Elan

Yaelle Sibony-Malpertu, 2017, Texte critique
Le tracé signe une solitude ressentie et consentie. Cette solitude est un point de départ pour tenter la rencontre. Car au même moment, la forme défini(tiv)e la contourne par le symbole, met en lien l’hétérogène, le différent, et engage le dialogue. La plume avec laquelle Kethevane Cellard dessine est sûre, mûre, elle produit les formes, entités dont on sent la présence, quelles que soient leur taille, leur place par rapport aux autres. Simultanément, elle interroge les contours en les mettant en résonance avec d’autres formes, pour voir l’effet d’immersion dans un espace ouvert. Sans fond, sans cette perspective supposée produire le relief, ce sont les formes qui s’installent et créent l’espace commun. Souvent, elles défient la gravité. Elles sont lucides, mais pas résignées : elles annoncent des mouvements avenir.

Those left behind débordent chacun d’une énergie qui les propulse ! Où vont-ils avec cette énergie du déracinement ? Tels des happy few, ils déflorent ce qui prétendait être déjà exploré. Vers quel horizon se gonflent les voiles (dans le Sans titre avec voiles) qui soulèvent les pierres, ou que les pierres retiennent dans une tension multidimensionnelle ? Qu’aurait pensé Escher de ce réel vu sous plusieurs angles simultanés, superposés ? La discussion ressemble, quant à elle, à un orchestre de chambre, à chacun de choisir sa musique pour animer les formes et les mettre ensemble, le temps de l’échange. On sent l’énergie déployée par chacune des entités sujets, pour s’animer, s’exprimer, communiquer. On entend aussi les moments cacophoniques, les tentatives d’échanges manqués, et la possibilité d’accords, d’échanges harmonieux. Les trois femmes évoluent ensemble, dans leur solitude et leur regard posé l’une sur l’autre, choses ou sujets –selon. Leur proximité signe la contingence des situations, qui impose de se construire dans des face-à-face subtils, périlleux, mais aussi importants.

Toutes ces formes donnent à penser simultanément l’existence comme phénomène actuel et expression déterminée de l’aléatoire.
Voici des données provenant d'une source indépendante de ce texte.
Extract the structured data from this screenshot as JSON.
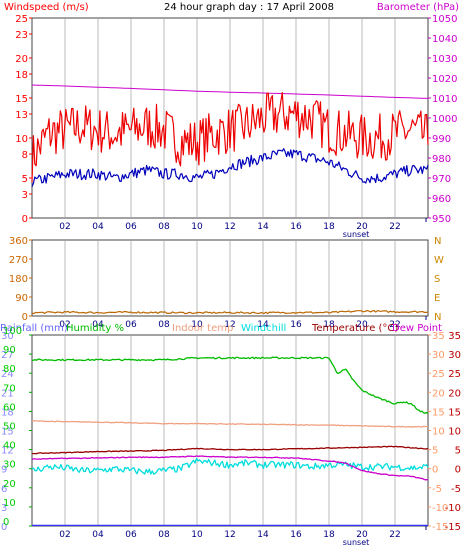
{
  "chart_data": [
    {
      "type": "line",
      "title": "24 hour graph day : 17 April 2008",
      "left_axis": {
        "label": "Windspeed (m/s)",
        "ticks": [
          0,
          3,
          5,
          8,
          10,
          13,
          15,
          18,
          20,
          23,
          25
        ],
        "range": [
          0,
          25
        ],
        "color": "#ff0000"
      },
      "right_axis": {
        "label": "Barometer (hPa)",
        "ticks": [
          950,
          960,
          970,
          980,
          990,
          1000,
          1010,
          1020,
          1030,
          1040,
          1050
        ],
        "range": [
          950,
          1050
        ],
        "color": "#cc00cc"
      },
      "x_ticks": [
        "02",
        "04",
        "06",
        "08",
        "10",
        "12",
        "14",
        "16",
        "18",
        "20",
        "22"
      ],
      "x_range": [
        0,
        24
      ],
      "sunset_label": "sunset",
      "sunset_hour": 20.0,
      "grid": "vertical",
      "series": [
        {
          "name": "Barometer",
          "axis": "right",
          "color": "#cc00cc",
          "x": [
            0,
            2,
            4,
            6,
            8,
            10,
            12,
            14,
            16,
            18,
            20,
            22,
            24
          ],
          "values": [
            1016.5,
            1016.0,
            1015.4,
            1014.8,
            1014.1,
            1013.4,
            1012.9,
            1012.5,
            1012.0,
            1011.5,
            1010.9,
            1010.3,
            1009.8
          ]
        },
        {
          "name": "Wind gust",
          "axis": "left",
          "color": "#ee0000",
          "x": [
            0,
            1,
            2,
            3,
            4,
            5,
            6,
            7,
            8,
            9,
            10,
            11,
            12,
            13,
            14,
            15,
            16,
            17,
            18,
            19,
            20,
            21,
            22,
            23,
            24
          ],
          "values": [
            7.5,
            10.5,
            11,
            11.5,
            11,
            10.5,
            11,
            11.5,
            11,
            9.5,
            9.5,
            10.5,
            11,
            11.5,
            12.5,
            13,
            13,
            12.5,
            11,
            10.5,
            10,
            10,
            10.5,
            11,
            10
          ]
        },
        {
          "name": "Wind average",
          "axis": "left",
          "color": "#0000bb",
          "x": [
            0,
            1,
            2,
            3,
            4,
            5,
            6,
            7,
            8,
            9,
            10,
            11,
            12,
            13,
            14,
            15,
            16,
            17,
            18,
            19,
            20,
            21,
            22,
            23,
            24
          ],
          "values": [
            4.5,
            5,
            5.5,
            5.5,
            5.5,
            5,
            5.5,
            6,
            5.5,
            5.5,
            5,
            5.5,
            6.5,
            7,
            7.5,
            8,
            8,
            7.5,
            7,
            6,
            5,
            5,
            5.5,
            6,
            6
          ]
        }
      ]
    },
    {
      "type": "line",
      "left_axis": {
        "ticks": [
          0,
          90,
          180,
          270,
          360
        ],
        "range": [
          0,
          360
        ]
      },
      "right_axis": {
        "ticks": [
          "N",
          "W",
          "S",
          "E",
          "N"
        ],
        "color": "#cc8800"
      },
      "x_ticks": [
        "02",
        "04",
        "06",
        "08",
        "10",
        "12",
        "14",
        "16",
        "18",
        "20",
        "22"
      ],
      "x_range": [
        0,
        24
      ],
      "series": [
        {
          "name": "Wind direction",
          "color": "#bb6600",
          "x": [
            0,
            2,
            4,
            6,
            8,
            10,
            12,
            14,
            16,
            18,
            20,
            22,
            24
          ],
          "values": [
            15,
            18,
            16,
            18,
            16,
            15,
            16,
            15,
            17,
            16,
            24,
            20,
            20
          ]
        }
      ]
    },
    {
      "type": "line",
      "legend": [
        {
          "text": "Rainfall (mm)",
          "color": "#6666ff"
        },
        {
          "text": "Humidity %",
          "color": "#00bb00"
        },
        {
          "text": "Indoor temp",
          "color": "#f0a080"
        },
        {
          "text": "Windchill",
          "color": "#00dddd"
        },
        {
          "text": "Temperature (°C)",
          "color": "#990000"
        },
        {
          "text": "Dew Point",
          "color": "#cc00cc"
        }
      ],
      "axis_rain": {
        "ticks": [
          0,
          3,
          6,
          9,
          12,
          15,
          18,
          21,
          24,
          27,
          30
        ],
        "range": [
          0,
          30
        ],
        "color": "#8888ff"
      },
      "axis_humidity": {
        "ticks": [
          0,
          10,
          20,
          30,
          40,
          50,
          60,
          70,
          80,
          90,
          100
        ],
        "range": [
          0,
          100
        ],
        "color": "#00cc00"
      },
      "axis_indoor": {
        "ticks": [
          -15,
          -10,
          -5,
          0,
          5,
          10,
          15,
          20,
          25,
          30,
          35
        ],
        "range": [
          -15,
          35
        ],
        "color": "#ff9966"
      },
      "axis_temperature": {
        "ticks": [
          -15,
          -10,
          -5,
          0,
          5,
          10,
          15,
          20,
          25,
          30,
          35
        ],
        "range": [
          -15,
          35
        ],
        "color": "#bb0000"
      },
      "x_ticks": [
        "02",
        "04",
        "06",
        "08",
        "10",
        "12",
        "14",
        "16",
        "18",
        "20",
        "22"
      ],
      "x_range": [
        0,
        24
      ],
      "sunset_label": "sunset",
      "sunset_hour": 20.0,
      "series": [
        {
          "name": "Humidity",
          "axis": "humidity",
          "color": "#00bb00",
          "x": [
            0,
            2,
            4,
            6,
            8,
            10,
            12,
            14,
            16,
            18,
            18.5,
            19,
            19.5,
            20,
            21,
            22,
            22.5,
            23,
            23.5,
            24
          ],
          "values": [
            87,
            87,
            87,
            87,
            87,
            88,
            88,
            88,
            88,
            88,
            80,
            82,
            76,
            71,
            67,
            64,
            65,
            64,
            60,
            59
          ]
        },
        {
          "name": "Indoor temp",
          "axis": "indoor",
          "color": "#f0a080",
          "x": [
            0,
            2,
            4,
            6,
            8,
            10,
            12,
            14,
            16,
            18,
            20,
            22,
            24
          ],
          "values": [
            12.5,
            12.3,
            12.2,
            12.0,
            11.8,
            11.8,
            11.7,
            11.6,
            11.5,
            11.4,
            11.2,
            11.0,
            11.0
          ]
        },
        {
          "name": "Temperature",
          "axis": "temperature",
          "color": "#990000",
          "x": [
            0,
            2,
            4,
            6,
            8,
            10,
            12,
            14,
            16,
            18,
            20,
            22,
            24
          ],
          "values": [
            4.0,
            4.2,
            4.5,
            4.6,
            4.8,
            5.3,
            5.0,
            5.0,
            5.2,
            5.4,
            5.6,
            5.8,
            5.2
          ]
        },
        {
          "name": "Windchill",
          "axis": "temperature",
          "color": "#00dddd",
          "x": [
            0,
            1,
            2,
            3,
            4,
            5,
            6,
            7,
            8,
            9,
            10,
            11,
            12,
            13,
            14,
            15,
            16,
            17,
            18,
            19,
            20,
            21,
            22,
            23,
            24
          ],
          "values": [
            -0.5,
            0.5,
            0.2,
            -0.5,
            -0.5,
            0,
            -0.5,
            -0.8,
            -0.5,
            0,
            2.0,
            1.5,
            1.0,
            1.5,
            1.0,
            1.0,
            1.0,
            0.5,
            1.0,
            1.0,
            0.5,
            0.5,
            0.5,
            0.2,
            0.5
          ]
        },
        {
          "name": "Dew Point",
          "axis": "temperature",
          "color": "#cc00cc",
          "x": [
            0,
            2,
            4,
            6,
            8,
            10,
            12,
            14,
            16,
            18,
            19,
            20,
            21,
            22,
            23,
            24
          ],
          "values": [
            2.5,
            2.7,
            2.8,
            3.0,
            3.0,
            3.3,
            3.0,
            3.0,
            2.8,
            2.0,
            1.5,
            -0.5,
            -1.3,
            -1.8,
            -2.0,
            -3.0
          ]
        },
        {
          "name": "Rainfall",
          "axis": "rain",
          "color": "#3333ff",
          "x": [
            0,
            24
          ],
          "values": [
            0.1,
            0.1
          ]
        }
      ]
    }
  ]
}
Elles donnent aussi à rêver, à entrer dans un intime connu et inconnu : elles découvrent des recoins cachés de l’imaginaire – notre autre réalité.

La couleur vient parfois, comme pour souligner le mouvement d’une forme, sa gravité, et nous nous apercevons alors que les dessins de Kethevane Cellard en sont souvent épurés – ce sont les formes qui les colorent.